Dr. med. (H) Richard Nagy, Facharzt für Augenheilkunde FMH, FEBO. Die Fachartikel auf meiner Webseite entsprechen dem aktuellen Stand der Wissenschaft! Alle Quellen finden Sie am Ende das jeweiligen Artikels.
Augenentzuendung-mit-Viren

Augenentzündungen gehören zu den häufigsten Erkankungen der Augen. Was sind die Auslöser und wie werden die unterschiedlichen Entzündungstypen behandelt? In dem folgendem Text werden wir uns mit diesen Fragen auseinander setzen.

Was ist eine Augenentzündung?

Unter Augenentzündung verstehen wir eine Erkrankung oder Funktionsstörung des Auges, die sich in verschiedenen Formen äussern kann. Die Ursache sind oft Bakterien, die in das Auge und in die Bindehaut eindringen. Die Folgen können weitreichend sein, von tränenden, manchmal schmerzhaften Augen über empfindlichere, juckende Haut und gerötete Augen bis hin zu starker Lichtempfindlichkeit. Gelbgrüner Eiter im Auge ist ebenso ein Zeichen für eine Bindehautentzündung.

Hautbakterien breiten sich besonders schnell in den Augenlidern aus und führen oft zu schmerzhaften Entzündungen der Augenlider. Wenn Sie sich ständig die Augen reiben, beispielsweise wegen unangenehmen Staubpartikel oder Pollen, können Bakterien leichter eindringen und sich in der entsprechenden Augenpartie ausbreiten. Wenn sich die Augenlider entzünden, werden sie oft rot oder geschwollen.

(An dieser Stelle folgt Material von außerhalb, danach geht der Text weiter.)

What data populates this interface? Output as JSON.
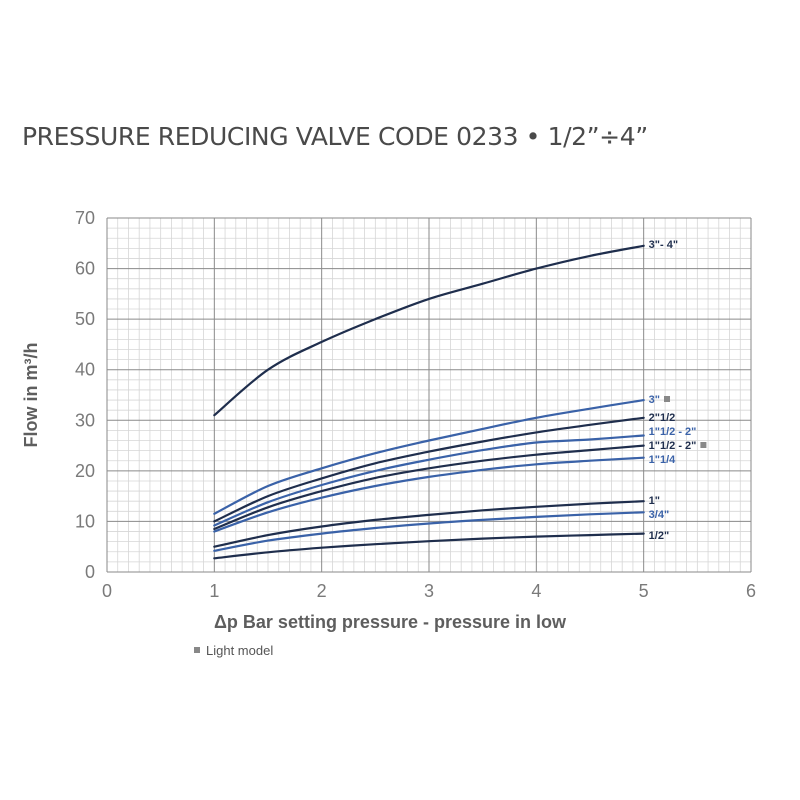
{
  "chart_data": {
    "type": "line",
    "title": "PRESSURE REDUCING VALVE CODE 0233 • 1/2”÷4”",
    "xlabel": "Δp Bar setting pressure - pressure in low",
    "ylabel": "Flow in m³/h",
    "xlim": [
      0,
      6
    ],
    "ylim": [
      0,
      70
    ],
    "xticks": [
      "0",
      "1",
      "2",
      "3",
      "4",
      "5",
      "6"
    ],
    "yticks": [
      "0",
      "10",
      "20",
      "30",
      "40",
      "50",
      "60",
      "70"
    ],
    "grid": true,
    "x": [
      1,
      1.5,
      2,
      2.5,
      3,
      3.5,
      4,
      4.5,
      5
    ],
    "series": [
      {
        "name": "3\"- 4\"",
        "light": false,
        "color": "#1f2e4d",
        "values": [
          31,
          40,
          45.5,
          50,
          54,
          57,
          60,
          62.5,
          64.5
        ]
      },
      {
        "name": "3\"",
        "light": true,
        "color": "#3a62a8",
        "values": [
          11.5,
          17,
          20.5,
          23.5,
          26,
          28.3,
          30.5,
          32.3,
          34
        ]
      },
      {
        "name": "2\"1/2",
        "light": false,
        "color": "#1f2e4d",
        "values": [
          10,
          15,
          18.5,
          21.5,
          23.8,
          25.8,
          27.6,
          29.1,
          30.5
        ]
      },
      {
        "name": "1\"1/2 - 2\"",
        "light": false,
        "color": "#3a62a8",
        "values": [
          9.2,
          13.8,
          17.2,
          20,
          22.2,
          24.1,
          25.6,
          26.2,
          27
        ]
      },
      {
        "name": "1\"1/2 - 2\"",
        "light": true,
        "color": "#1f2e4d",
        "values": [
          8.5,
          12.8,
          16,
          18.6,
          20.5,
          22,
          23.2,
          24.1,
          25
        ]
      },
      {
        "name": "1\"1/4",
        "light": false,
        "color": "#3a62a8",
        "values": [
          8,
          11.8,
          14.7,
          17,
          18.8,
          20.2,
          21.3,
          22,
          22.6
        ]
      },
      {
        "name": "1\"",
        "light": false,
        "color": "#1f2e4d",
        "values": [
          5,
          7.3,
          9,
          10.3,
          11.3,
          12.2,
          12.9,
          13.5,
          14
        ]
      },
      {
        "name": "3/4\"",
        "light": false,
        "color": "#3a62a8",
        "values": [
          4.2,
          6.2,
          7.6,
          8.7,
          9.6,
          10.3,
          10.9,
          11.4,
          11.8
        ]
      },
      {
        "name": "1/2\"",
        "light": false,
        "color": "#1f2e4d",
        "values": [
          2.7,
          3.9,
          4.8,
          5.5,
          6.1,
          6.6,
          7,
          7.3,
          7.6
        ]
      }
    ]
  },
  "legend": {
    "marker": "■",
    "text": "Light model"
  }
}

Das Auge ist durch zwei natürliche Abwehrmechanismen gut geschützt. Die Augenlider schliessen sich reflexartig, wenn Fremdkörper dem Auge zu nahekommen. Gelangen winzige Partikel ins Auge, sorgt der ständige Austausch der Tränenflüssigkeit dafür, dass diese wieder ausgespült werden. Diese Mechanismen reichen jedoch nicht immer aus, um den komplexen Sehapparat zu schützen.

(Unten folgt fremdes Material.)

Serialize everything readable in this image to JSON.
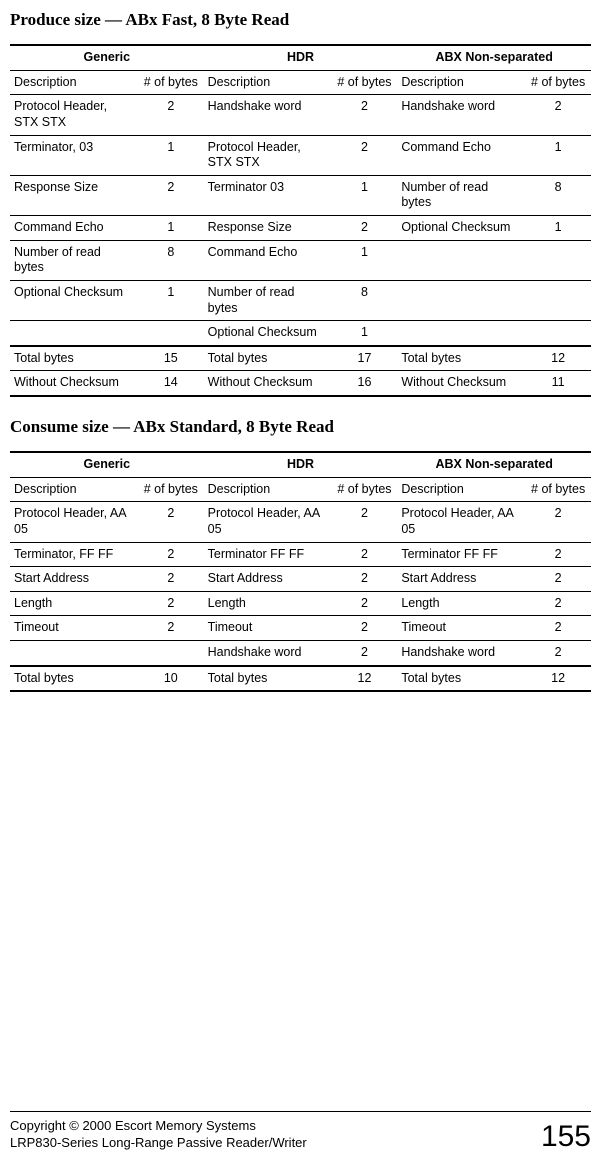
{
  "section1": {
    "title": "Produce size — ABx Fast, 8 Byte Read",
    "group_headers": [
      "Generic",
      "HDR",
      "ABX Non-separated"
    ],
    "sub_headers": [
      "Description",
      "# of bytes",
      "Description",
      "# of bytes",
      "Description",
      "# of bytes"
    ],
    "rows": [
      [
        "Protocol Header, STX STX",
        "2",
        "Handshake word",
        "2",
        "Handshake word",
        "2"
      ],
      [
        "Terminator, 03",
        "1",
        "Protocol Header, STX STX",
        "2",
        "Command Echo",
        "1"
      ],
      [
        "Response Size",
        "2",
        "Terminator 03",
        "1",
        "Number of read bytes",
        "8"
      ],
      [
        "Command Echo",
        "1",
        "Response Size",
        "2",
        "Optional Checksum",
        "1"
      ],
      [
        "Number of read bytes",
        "8",
        "Command Echo",
        "1",
        "",
        ""
      ],
      [
        "Optional Checksum",
        "1",
        "Number of read bytes",
        "8",
        "",
        ""
      ],
      [
        "",
        "",
        "Optional Checksum",
        "1",
        "",
        ""
      ]
    ],
    "total_row": [
      "Total bytes",
      "15",
      "Total bytes",
      "17",
      "Total bytes",
      "12"
    ],
    "without_row": [
      "Without Checksum",
      "14",
      "Without Checksum",
      "16",
      "Without Checksum",
      "11"
    ]
  },
  "section2": {
    "title": "Consume size — ABx Standard, 8 Byte Read",
    "group_headers": [
      "Generic",
      "HDR",
      "ABX Non-separated"
    ],
    "sub_headers": [
      "Description",
      "# of bytes",
      "Description",
      "# of bytes",
      "Description",
      "# of bytes"
    ],
    "rows": [
      [
        "Protocol Header, AA 05",
        "2",
        "Protocol Header, AA 05",
        "2",
        "Protocol Header, AA 05",
        "2"
      ],
      [
        "Terminator, FF FF",
        "2",
        "Terminator FF FF",
        "2",
        "Terminator FF FF",
        "2"
      ],
      [
        "Start Address",
        "2",
        "Start Address",
        "2",
        "Start Address",
        "2"
      ],
      [
        "Length",
        "2",
        "Length",
        "2",
        "Length",
        "2"
      ],
      [
        "Timeout",
        "2",
        "Timeout",
        "2",
        "Timeout",
        "2"
      ],
      [
        "",
        "",
        "Handshake word",
        "2",
        "Handshake word",
        "2"
      ]
    ],
    "total_row": [
      "Total bytes",
      "10",
      "Total bytes",
      "12",
      "Total bytes",
      "12"
    ]
  },
  "footer": {
    "line1": "Copyright © 2000 Escort Memory Systems",
    "line2": "LRP830-Series Long-Range Passive Reader/Writer",
    "page": "155"
  },
  "layout": {
    "col_widths_pct": [
      22,
      11.3,
      22,
      11.3,
      22,
      11.3
    ]
  }
}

Dieser reagiert mit Entzündungen, insbesondere wenn die Augenabwehr überlastet ist, also zu viele negative Einflüsse gleichzeitig auf den Sehkörper einwirken. Viren oder Bakterien befallen oft äussere Strukturen wie Bindegewebe oder die Hornhaut des Auges. Manchmal stecken aber auch Umweltfaktoren wie Abgase oder starke ultraviolette Strahlung hinter dem schmerzenden Auge.

Arten und Ursachen

Bakterielle-Bindehautentzuendung

Neben Konjunktivitis sind die häufigsten Augeninfektionen Dakryoadenitis (Entzündung der Tränendrüse), Blepharitis (Entzündung des Augenlids) und Gerstenkorn. Sie können alleine auftreten, aber auch ein Begleiter anderer Krankheiten sein. Besonders gefährdet sind Bindehaut und Hornhaut. Augeninfektionen können verschiedene Ursachen haben. In vielen Fällen stecken dahinter Infektionen durch Bakterien und Viren. Ebenso können sich verschiedene Teile des Auges entzünden.

Augenärzte unterscheiden beispielsweise zwischen Bindehautentzündung, Hornhautentzündung, Augenlidentzündung, Dermis und Augengrippe. Die häufigsten Entzündungen treten auf der Bindehaut, Hornhaut und den Augenlidrändern auf. Sie haben den grössten Kontakt mit der Umwelt und sind am anfälligsten für schädliche Faktoren. Eine Augenentzündung kann die Oberflächenschichten betreffen oder sich auf tiefere Strukturen des Auges ausbreiten.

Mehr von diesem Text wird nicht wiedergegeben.